I didn’t know what to expect at all – would it hurt? Would it be a strange but essentially pleasant sensation? Would it work?!
Frankly, I had low expectations. I wasn’t even sure whether a mat would be as effective as going for a ‘proper’ treatment, I just decided that it was a good starting point and would give me an idea at least. Plus it had the added bonus of being something I could use at home at my convenience and leisure.
Acupuncture Mat Review
The set I bought comes with a mat and a ‘pillow’. They’re both covered in spikes, as you’d expect.
My first impression was that it looked kind of painful. Put it this way: I’ve deliberately not allowed my girls to discover the mat – I know it would hurt them and is best kept away from mischievous children. It also looked kind of small, not even reaching from neck to feet.

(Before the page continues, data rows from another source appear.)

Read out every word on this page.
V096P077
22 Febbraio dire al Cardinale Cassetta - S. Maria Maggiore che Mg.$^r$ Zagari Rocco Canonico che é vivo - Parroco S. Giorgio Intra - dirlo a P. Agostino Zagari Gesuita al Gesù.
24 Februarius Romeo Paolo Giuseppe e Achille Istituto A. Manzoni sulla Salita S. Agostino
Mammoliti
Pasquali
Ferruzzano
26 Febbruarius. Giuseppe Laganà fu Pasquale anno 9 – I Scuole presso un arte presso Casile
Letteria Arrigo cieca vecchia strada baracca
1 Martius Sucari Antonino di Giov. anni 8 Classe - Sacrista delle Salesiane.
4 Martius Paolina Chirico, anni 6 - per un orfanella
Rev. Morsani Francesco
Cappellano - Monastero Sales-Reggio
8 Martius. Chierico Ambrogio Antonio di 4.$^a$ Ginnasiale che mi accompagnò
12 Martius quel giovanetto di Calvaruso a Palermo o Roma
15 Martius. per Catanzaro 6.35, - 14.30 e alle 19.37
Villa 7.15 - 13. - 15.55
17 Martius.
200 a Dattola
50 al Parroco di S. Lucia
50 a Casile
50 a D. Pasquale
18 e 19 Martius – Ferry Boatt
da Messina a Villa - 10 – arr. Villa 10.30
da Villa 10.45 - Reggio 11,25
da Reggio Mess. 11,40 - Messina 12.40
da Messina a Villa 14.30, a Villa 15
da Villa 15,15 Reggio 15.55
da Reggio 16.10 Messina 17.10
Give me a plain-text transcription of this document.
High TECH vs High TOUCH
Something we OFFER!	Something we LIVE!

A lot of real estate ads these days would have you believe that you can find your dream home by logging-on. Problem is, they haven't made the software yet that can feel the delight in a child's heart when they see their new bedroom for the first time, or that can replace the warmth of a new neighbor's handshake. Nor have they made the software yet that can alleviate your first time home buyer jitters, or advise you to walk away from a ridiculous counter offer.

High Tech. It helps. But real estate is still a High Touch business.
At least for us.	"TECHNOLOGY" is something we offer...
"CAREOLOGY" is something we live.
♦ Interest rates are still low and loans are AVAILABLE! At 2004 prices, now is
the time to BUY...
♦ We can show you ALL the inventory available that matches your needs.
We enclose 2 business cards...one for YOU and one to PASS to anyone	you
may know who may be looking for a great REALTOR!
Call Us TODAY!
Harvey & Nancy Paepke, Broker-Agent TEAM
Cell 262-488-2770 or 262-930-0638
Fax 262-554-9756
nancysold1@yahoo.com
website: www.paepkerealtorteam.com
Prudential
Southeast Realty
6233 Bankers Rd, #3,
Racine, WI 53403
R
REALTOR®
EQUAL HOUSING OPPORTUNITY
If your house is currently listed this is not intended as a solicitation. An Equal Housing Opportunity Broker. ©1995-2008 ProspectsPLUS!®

And the quality is pretty basic.
But, I don’t need luxury – it just needs to hit the right spots and do what it’s designed to do, which is take away my sciatic discomfort.
I set myself up one evening whilst watching Suits… As I lay down, the sensation was pretty intense! Of course this was the first time I’d ever lay on anything spiky, so I had to acclimatise. Once I was in position the unusual and slightly uncomfortable feeling dissipated, and it began to feel…somehow pleasurable. A bit like a deep massage can be both uncomfortable and satisfying!
I found that it’s actually very pleasant to grind my neck and scalp against pillow. It’s entirely plausible that I’m a bit of an oddball – I’m sure not everybody would find that a particularly enjoyable sensation. But then my favourite part of getting my hair cut is the few minutes during which my head is massaged.
In much the same way, standing on the mat is masochistically gratifying too!
Did It Work?!
I’ve had the mat for a few weeks now. I’ve only used it a couple of times, so in some ways I feel like a bit of a fraud.
But the reason for not having used it more, is because I’ve not needed to.
Has it worked? I can’t say for absolute certain, but the evidence points to yes… Or perhaps it’s simply a coincidence – who can say?
I’ll continue to use the mat when I feel the need, and I’ll update this post in a few months or so if my sciatica returns and it doesn’t seem to help again. But for the time being, I think I’m a convert. And for the price of a coffee and cake date, it’s been totally worth it for me.
Have you tried acupuncture? Did it work for you?